Showing that any tree has a separator vertex such that the size of the separated components is at most $\lfloor\frac{k}{n}V(G)\rfloor$

Question

The task is to show that one can always find such a separator vertex in a tree $T$ such that the created components have a size of at most $\lfloor\frac{k}{n}V(G)\rfloor, \frac{k}{n} \in (0, 1)$ in terms of the vertices. As an example let us consider, say, $\frac{k}{n} = \frac{2}{3}$. Edit: As @Mike Earnest pointed out, $\frac{k}{n}$ should be greater than $\frac{1}{2}$.

My current best idea for the proof is to use some sort of a search algorithm, that starts from a leaf node of the tree $T$ and investigates the number of paths of length $1,2,\dots,k$ from that root node of the search. The main idea is to record how many nodes have been encountered, and once that number is equal to $\lfloor\frac{2}{3}V(G)\rfloor$ the search is terminated. By problem with the proof is that I have no way of knowing that the separation vertex is really encountered from the chosen root vertex of the algorithms, once the number of found vertices is $= \lfloor\frac{2}{3}V(G)\rfloor$.

I have a hunch that there are some general graph properties that I don't know, which would turn this problem to an easy one.

Answer 1

I think the easiest way to prove this is with a minimality argument.

Let $T = (V,E)$ be our tree, and for any vertex $u\in V$, define the function $C:V\rightarrow \mathbb{N}$ that gives you the max number of vertices in a connected component of $T-u$: $$C(u) = \max\{|V(T')| : T' \text{ a connected component of } T-u\}$$

For our proof, we will assume to the contrary that $C(u) > \lfloor\frac{2}{3}|V|\rfloor$ for every vertex $u\in V$. We now choose a vertex $v$ that minimises $C(v)$. In other words, $C(v) \leq C(u)$ for all $u\in V$.

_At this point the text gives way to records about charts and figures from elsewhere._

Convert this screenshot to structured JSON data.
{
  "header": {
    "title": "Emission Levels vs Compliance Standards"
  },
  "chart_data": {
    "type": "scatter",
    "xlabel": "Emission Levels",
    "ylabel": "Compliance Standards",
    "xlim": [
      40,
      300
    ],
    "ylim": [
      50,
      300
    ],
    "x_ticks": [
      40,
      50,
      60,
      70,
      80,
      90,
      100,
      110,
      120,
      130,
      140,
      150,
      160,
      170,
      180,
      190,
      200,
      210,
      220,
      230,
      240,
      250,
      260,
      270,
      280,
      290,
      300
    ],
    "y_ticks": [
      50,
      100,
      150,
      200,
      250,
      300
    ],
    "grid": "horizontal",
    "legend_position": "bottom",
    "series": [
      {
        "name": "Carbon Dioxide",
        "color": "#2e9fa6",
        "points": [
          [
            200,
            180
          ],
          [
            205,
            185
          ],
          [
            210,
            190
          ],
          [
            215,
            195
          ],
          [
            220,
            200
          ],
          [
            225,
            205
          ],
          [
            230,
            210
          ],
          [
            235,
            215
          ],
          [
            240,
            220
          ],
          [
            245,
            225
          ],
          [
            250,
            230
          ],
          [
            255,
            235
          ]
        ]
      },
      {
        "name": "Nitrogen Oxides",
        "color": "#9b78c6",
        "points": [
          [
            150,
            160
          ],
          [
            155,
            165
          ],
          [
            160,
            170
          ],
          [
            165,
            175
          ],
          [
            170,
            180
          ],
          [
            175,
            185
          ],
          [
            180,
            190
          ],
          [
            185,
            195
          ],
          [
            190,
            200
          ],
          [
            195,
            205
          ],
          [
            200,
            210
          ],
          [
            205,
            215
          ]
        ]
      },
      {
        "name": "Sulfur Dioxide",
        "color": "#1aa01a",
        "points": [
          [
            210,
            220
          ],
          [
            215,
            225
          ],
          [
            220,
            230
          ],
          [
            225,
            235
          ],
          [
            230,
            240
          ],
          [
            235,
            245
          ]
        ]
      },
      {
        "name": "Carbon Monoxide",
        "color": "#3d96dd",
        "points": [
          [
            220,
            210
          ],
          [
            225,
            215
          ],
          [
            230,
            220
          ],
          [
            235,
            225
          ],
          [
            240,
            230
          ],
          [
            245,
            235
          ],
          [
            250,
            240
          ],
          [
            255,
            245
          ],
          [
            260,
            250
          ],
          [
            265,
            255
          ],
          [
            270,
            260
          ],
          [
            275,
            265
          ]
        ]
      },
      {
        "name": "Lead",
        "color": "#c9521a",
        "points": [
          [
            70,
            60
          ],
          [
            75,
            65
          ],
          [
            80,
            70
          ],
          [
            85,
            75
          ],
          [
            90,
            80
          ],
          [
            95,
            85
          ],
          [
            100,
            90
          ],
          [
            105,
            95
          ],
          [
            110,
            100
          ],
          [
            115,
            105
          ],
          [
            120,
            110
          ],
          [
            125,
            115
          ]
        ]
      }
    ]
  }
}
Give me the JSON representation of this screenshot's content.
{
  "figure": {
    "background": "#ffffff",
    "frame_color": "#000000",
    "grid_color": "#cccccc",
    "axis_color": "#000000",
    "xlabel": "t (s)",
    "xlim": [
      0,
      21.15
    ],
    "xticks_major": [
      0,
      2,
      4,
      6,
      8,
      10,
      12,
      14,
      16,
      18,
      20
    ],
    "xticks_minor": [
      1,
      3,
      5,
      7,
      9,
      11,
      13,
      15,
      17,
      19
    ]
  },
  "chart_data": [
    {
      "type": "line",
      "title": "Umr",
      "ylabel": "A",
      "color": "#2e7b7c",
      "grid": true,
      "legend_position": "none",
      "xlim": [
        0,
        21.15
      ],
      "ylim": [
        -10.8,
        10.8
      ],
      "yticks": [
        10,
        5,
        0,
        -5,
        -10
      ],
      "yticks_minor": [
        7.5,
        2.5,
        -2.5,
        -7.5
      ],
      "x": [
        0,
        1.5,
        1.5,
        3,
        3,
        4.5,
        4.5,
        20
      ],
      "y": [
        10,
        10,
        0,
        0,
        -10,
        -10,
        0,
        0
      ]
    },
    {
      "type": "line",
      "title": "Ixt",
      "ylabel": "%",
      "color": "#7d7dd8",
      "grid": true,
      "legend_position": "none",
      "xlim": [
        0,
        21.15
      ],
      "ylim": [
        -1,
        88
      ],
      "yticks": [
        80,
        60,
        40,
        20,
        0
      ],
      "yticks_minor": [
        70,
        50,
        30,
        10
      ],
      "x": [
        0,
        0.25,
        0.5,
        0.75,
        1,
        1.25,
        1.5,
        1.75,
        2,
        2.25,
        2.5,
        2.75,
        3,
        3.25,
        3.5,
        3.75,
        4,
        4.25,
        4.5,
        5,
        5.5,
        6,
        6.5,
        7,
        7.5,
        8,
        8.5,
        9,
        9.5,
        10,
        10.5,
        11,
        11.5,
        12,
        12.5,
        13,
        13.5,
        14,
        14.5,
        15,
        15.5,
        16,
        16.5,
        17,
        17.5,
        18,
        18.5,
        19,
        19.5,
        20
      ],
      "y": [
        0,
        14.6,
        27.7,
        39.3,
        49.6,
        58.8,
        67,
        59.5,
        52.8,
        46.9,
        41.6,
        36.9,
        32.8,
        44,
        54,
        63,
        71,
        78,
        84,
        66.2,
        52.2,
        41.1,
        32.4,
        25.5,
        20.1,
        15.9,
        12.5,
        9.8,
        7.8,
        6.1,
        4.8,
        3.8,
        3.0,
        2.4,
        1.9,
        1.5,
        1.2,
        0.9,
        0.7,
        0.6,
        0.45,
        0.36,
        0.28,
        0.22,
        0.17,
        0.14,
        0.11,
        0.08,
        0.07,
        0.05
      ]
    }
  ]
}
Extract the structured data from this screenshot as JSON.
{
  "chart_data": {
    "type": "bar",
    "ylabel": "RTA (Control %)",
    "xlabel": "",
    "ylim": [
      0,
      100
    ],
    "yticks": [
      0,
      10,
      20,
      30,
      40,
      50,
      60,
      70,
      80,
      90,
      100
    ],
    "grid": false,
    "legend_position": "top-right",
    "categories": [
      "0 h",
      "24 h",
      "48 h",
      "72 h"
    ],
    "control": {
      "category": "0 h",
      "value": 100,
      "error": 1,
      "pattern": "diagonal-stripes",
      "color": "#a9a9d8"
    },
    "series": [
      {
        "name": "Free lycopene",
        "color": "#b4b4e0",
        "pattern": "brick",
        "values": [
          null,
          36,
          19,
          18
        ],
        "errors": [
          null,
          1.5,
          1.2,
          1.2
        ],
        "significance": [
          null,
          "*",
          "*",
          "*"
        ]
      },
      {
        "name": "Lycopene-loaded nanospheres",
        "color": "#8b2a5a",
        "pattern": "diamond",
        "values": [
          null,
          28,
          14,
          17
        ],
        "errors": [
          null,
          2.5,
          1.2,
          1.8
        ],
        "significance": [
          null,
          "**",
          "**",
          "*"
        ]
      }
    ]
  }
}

Since $C(v)> \lfloor\frac{2}{3}|V|\rfloor$, there is a connected component $T_1$ of $T-v$ with more than $\lfloor\frac{2}{3}|V|\rfloor$ vertices. This component is connected to the vertex $v$ by an edge $vw$ for some vertex $w$ in $T_1$ (see the picture). The edge $vw$ is a cut-edge (as every edge in a tree is), and we denote by $T_2$ the component of $T-vw$ that contains $v$. Observe that $|V(T_2)| < \frac{1}{3}|V|$ since $|V(T_2)| > \lfloor\frac{2}{3}|V|\rfloor$.

But now we can find a contradiction! Since every component of $T-w$ is either $T_2$, or a proper subgraph of $T_1$, we must have that $C(w) < C(v)$, contradicting the minimality of $v$, and completing the proof.

---

As an aside, this is the same rough idea as is used in the famous Lipton and Tarjan separator theorem for planar graphs (although the argument they use is a lot more sophisticated).

Answer 2

The theorem is false when $|V(G)|=2$ as there is no separator vertex. We assume that $|V(G)|>2$. Then there is a vertex of degree $>1$, and we can assume that $V$ is rooted at such a vertex.

Let $M=<\left\lfloor\frac{2}{3}V(G)\right\rfloor$. Consider the subtrees rooted at the children of the root. If all have at most $M$ vertices, then the root is the required separator vertex. If not, exactly one subtree $T$ has more than $M$ vertices. Root $V$ at the root of $T$ and repeat. In this step, the largest subtree must have fewer vertices than in the first step, because it is either a proper subtree of $T$ or it has one more more vertex than $V\setminus T$. Therefore, this process must stop.

I just waved my hands to prove that the size of the largest subtree decreases; you should give an actual proof.